Cable & Satellite Sector Under Pressure as Altice Lags
The broader Cable & Satellite sector, led by

(CMCSA -1.41%), is grappling with cord-cutting and streaming competition. Altice’s 8.99% drop outpaces sector declines, reflecting its unique challenges: 7.8x leverage, declining broadband ARPU, and a $23.6B debt burden. While peers like (CHTR) and Cox (CABV) show better subscriber retention, Altice’s 35,000 broadband losses and 4.2% revenue decline highlight structural weaknesses. The sector’s -1.41% move underscores macro risks, but Altice’s fundamentals—high debt, subscriber attrition—make it an outlier.

Bearish Setup: Key Levels and Options for Short-Term Bets
• 200-day MA: $2.52 (above current price)
• RSI: 33.65 (oversold)
• MACD: 0.01 vs. signal line 0.064 (bearish divergence)

Bands: Price at $2.175 (near lower band at $2.329)

Altice’s technicals confirm a short-term bearish bias. The stock is trading below its 200-day MA and RSI is in oversold territory, but this could signal a continuation of the downtrend rather than a reversal. Key support levels at $2.10–$2.12 (30D support) and $2.64 (200D resistance) will dictate near-term direction. The 30D/200D support/resistance

(2.09–2.66) suggests a potential 25% downside risk if the breakdown occurs.

Top Options Picks:
ATUS20250919C2.5 (Call, $2.5 strike, 9/19 expiry):
- IV: 103.88% (high volatility)
- Delta: 0.424 (moderate sensitivity)
- Theta: -0.004184 (moderate time decay)
- Gamma: 0.499 (high sensitivity to price swings)
- Turnover: $3,000 (moderate liquidity)
- Leverage: 10.87% (high)
- Payoff (5% downside): $0.00 (strike above current price)
- Why it stands out: High gamma and IV make this call ideal for a sharp rebound if the stock breaks above $2.50. The 10.87% leverage amplifies gains in a bullish reversal.

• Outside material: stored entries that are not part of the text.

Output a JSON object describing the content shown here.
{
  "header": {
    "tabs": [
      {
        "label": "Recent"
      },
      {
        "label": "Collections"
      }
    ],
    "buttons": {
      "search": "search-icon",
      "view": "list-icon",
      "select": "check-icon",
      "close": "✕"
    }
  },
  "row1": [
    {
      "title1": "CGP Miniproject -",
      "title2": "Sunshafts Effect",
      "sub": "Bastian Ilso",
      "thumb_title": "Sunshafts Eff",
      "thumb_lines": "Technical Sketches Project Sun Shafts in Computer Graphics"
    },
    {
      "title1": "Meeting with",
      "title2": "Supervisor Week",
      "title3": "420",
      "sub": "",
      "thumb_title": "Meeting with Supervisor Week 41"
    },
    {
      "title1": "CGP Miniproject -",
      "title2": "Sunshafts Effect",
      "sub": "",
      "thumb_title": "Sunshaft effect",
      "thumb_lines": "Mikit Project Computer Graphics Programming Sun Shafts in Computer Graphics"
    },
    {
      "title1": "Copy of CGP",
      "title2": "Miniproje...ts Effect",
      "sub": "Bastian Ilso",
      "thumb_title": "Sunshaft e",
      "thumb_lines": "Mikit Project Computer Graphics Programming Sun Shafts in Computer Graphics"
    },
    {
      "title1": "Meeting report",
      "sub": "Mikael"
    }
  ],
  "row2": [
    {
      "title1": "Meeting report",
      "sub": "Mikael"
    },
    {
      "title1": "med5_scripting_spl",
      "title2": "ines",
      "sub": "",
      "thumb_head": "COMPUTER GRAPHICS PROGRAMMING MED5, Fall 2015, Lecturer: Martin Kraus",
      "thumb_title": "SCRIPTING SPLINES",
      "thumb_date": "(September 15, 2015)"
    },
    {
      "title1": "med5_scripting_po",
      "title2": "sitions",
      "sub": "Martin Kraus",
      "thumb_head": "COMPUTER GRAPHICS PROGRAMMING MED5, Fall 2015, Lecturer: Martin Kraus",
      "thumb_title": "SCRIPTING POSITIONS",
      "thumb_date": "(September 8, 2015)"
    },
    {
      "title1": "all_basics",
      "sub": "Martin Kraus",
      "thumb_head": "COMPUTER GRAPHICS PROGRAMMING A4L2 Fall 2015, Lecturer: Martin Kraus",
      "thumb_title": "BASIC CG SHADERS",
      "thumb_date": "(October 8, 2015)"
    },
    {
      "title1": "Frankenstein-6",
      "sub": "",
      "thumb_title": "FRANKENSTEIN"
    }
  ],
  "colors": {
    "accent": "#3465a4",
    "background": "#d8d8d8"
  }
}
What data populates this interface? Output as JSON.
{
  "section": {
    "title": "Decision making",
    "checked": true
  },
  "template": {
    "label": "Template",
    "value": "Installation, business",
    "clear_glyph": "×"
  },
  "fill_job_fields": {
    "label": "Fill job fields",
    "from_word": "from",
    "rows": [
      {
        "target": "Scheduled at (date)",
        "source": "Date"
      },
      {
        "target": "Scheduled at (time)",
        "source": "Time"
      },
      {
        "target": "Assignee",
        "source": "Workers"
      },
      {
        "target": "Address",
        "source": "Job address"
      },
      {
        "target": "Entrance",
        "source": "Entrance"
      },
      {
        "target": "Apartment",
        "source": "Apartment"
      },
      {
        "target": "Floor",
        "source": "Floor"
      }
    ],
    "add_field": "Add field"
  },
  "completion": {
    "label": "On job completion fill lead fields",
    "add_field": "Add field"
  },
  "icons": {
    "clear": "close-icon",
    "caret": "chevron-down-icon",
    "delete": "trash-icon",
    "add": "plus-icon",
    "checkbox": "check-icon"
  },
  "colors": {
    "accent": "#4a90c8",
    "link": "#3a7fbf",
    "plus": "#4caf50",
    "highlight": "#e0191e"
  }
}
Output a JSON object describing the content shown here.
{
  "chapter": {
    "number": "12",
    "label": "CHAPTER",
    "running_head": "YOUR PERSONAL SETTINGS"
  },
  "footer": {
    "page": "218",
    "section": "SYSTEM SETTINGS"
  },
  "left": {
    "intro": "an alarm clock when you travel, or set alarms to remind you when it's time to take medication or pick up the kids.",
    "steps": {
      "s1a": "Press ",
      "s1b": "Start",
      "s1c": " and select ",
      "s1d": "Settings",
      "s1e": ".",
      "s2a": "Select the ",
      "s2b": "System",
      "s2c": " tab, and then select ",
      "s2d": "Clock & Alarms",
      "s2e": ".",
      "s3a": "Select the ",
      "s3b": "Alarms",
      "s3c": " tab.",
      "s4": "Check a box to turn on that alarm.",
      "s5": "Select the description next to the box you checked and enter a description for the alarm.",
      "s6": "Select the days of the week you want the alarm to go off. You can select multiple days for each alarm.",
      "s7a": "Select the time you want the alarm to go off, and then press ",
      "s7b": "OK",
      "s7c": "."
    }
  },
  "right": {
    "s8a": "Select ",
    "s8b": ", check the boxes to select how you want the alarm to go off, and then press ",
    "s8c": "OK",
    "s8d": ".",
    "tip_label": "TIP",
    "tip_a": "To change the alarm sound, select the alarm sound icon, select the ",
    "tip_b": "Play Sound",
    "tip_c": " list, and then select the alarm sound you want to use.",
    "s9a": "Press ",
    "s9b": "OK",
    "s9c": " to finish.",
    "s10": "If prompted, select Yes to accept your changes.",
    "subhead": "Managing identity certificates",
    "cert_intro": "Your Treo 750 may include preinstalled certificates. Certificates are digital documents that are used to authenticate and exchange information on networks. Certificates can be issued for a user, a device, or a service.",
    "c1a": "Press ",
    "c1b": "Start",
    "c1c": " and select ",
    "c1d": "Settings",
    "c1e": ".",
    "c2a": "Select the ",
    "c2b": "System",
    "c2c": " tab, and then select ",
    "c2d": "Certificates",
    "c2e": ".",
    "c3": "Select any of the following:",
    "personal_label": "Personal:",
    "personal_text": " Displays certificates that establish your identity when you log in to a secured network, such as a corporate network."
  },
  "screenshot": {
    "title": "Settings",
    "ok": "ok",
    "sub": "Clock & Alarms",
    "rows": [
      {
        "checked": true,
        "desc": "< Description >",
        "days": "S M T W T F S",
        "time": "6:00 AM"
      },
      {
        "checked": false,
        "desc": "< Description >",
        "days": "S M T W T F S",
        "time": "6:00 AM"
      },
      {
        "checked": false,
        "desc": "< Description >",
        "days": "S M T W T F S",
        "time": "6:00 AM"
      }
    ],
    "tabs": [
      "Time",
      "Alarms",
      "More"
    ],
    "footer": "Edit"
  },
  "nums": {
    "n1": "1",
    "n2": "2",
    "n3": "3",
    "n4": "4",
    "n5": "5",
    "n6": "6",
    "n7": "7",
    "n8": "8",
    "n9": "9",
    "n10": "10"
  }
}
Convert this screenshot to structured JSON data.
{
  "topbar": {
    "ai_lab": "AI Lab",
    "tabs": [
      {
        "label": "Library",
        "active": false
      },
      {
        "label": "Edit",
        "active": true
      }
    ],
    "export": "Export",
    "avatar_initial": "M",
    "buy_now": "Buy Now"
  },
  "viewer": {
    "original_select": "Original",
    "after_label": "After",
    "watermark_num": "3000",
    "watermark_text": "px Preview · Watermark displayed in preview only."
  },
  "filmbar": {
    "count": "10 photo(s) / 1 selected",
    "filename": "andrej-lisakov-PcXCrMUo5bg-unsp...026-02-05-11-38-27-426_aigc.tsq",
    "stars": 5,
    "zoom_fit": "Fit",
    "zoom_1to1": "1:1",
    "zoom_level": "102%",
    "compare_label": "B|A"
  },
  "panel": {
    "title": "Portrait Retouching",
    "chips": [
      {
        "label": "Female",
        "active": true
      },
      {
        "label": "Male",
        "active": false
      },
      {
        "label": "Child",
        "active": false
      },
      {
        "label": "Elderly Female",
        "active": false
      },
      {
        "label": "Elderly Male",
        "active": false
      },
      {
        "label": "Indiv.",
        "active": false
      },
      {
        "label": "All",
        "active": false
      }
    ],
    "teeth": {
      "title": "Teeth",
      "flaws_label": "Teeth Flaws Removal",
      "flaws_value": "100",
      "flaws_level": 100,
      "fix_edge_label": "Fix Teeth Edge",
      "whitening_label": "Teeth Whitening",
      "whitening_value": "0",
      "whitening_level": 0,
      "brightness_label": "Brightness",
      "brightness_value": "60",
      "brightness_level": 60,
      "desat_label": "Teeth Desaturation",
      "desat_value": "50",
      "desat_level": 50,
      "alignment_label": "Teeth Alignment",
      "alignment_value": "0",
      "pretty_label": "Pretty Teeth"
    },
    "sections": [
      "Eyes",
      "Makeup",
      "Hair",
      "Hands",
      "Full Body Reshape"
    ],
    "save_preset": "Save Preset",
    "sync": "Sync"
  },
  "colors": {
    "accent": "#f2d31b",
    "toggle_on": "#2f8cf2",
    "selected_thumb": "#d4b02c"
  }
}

ATUS20260116C2.5 (Call, $2.5 strike, 1/16/26 expiry):
- IV: 69.55% (moderate volatility)
- Delta: 0.489 (moderate sensitivity)
- Theta: -0.001434 (low time decay)
- Gamma: 0.394 (moderate sensitivity)
- Turnover: $1,566 (high liquidity)
- Leverage: 7.25% (high)
- Payoff (5% downside): $0.00 (strike above current price)
- Why it stands out: Long-dated call with high liquidity and moderate IV. The 7.25% leverage and low theta make it a speculative play for a multi-month rebound.

Trading View: Aggressive bulls may consider ATUS20250919C2.5 into a bounce above $2.50. If $2.10 breaks, short-term puts like ATUS20250919P2 (IV: 41.89%) could offer downside protection.

Backtest Altice USA Stock Performance
After a -9% intraday plunge,

has historically shown mixed short-to-medium-term performance. The 3-day win rate is 48.72%, with an average return of 0.03%. The 10-day win rate is 43.45%, with a slight negative return of -0.85%. The 30-day win rate is 44.25%, with a maximum return of 0.12% over 30 days, indicating a potential for recovery but with limited upside.

Altice at Crossroads: Fiber Growth vs. Debt Overhang
Altice USA’s 8.99% drop reflects a perfect storm of earnings misses, subscriber attrition, and high leverage. While fiber growth (53% YoY) and mobile expansion (42% YoY) offer long-term hope, the immediate outlook remains bleak. The stock’s technical breakdown below $2.329 and RSI in oversold territory suggest further declines to test $2.10 support. Investors should monitor the 30D/200D support/resistance gap (2.09–2.66) and watch for a potential $2.10 breakdown. Action: Short-term traders may target $2.10–$2.12 with stop-loss above $2.33. Long-term investors should wait for a clearer inflection point in fiber adoption and debt restructuring. Meanwhile, sector leader Comcast (CMCSA -1.41%) highlights the broader industry’s struggles, reinforcing Altice’s precarious position.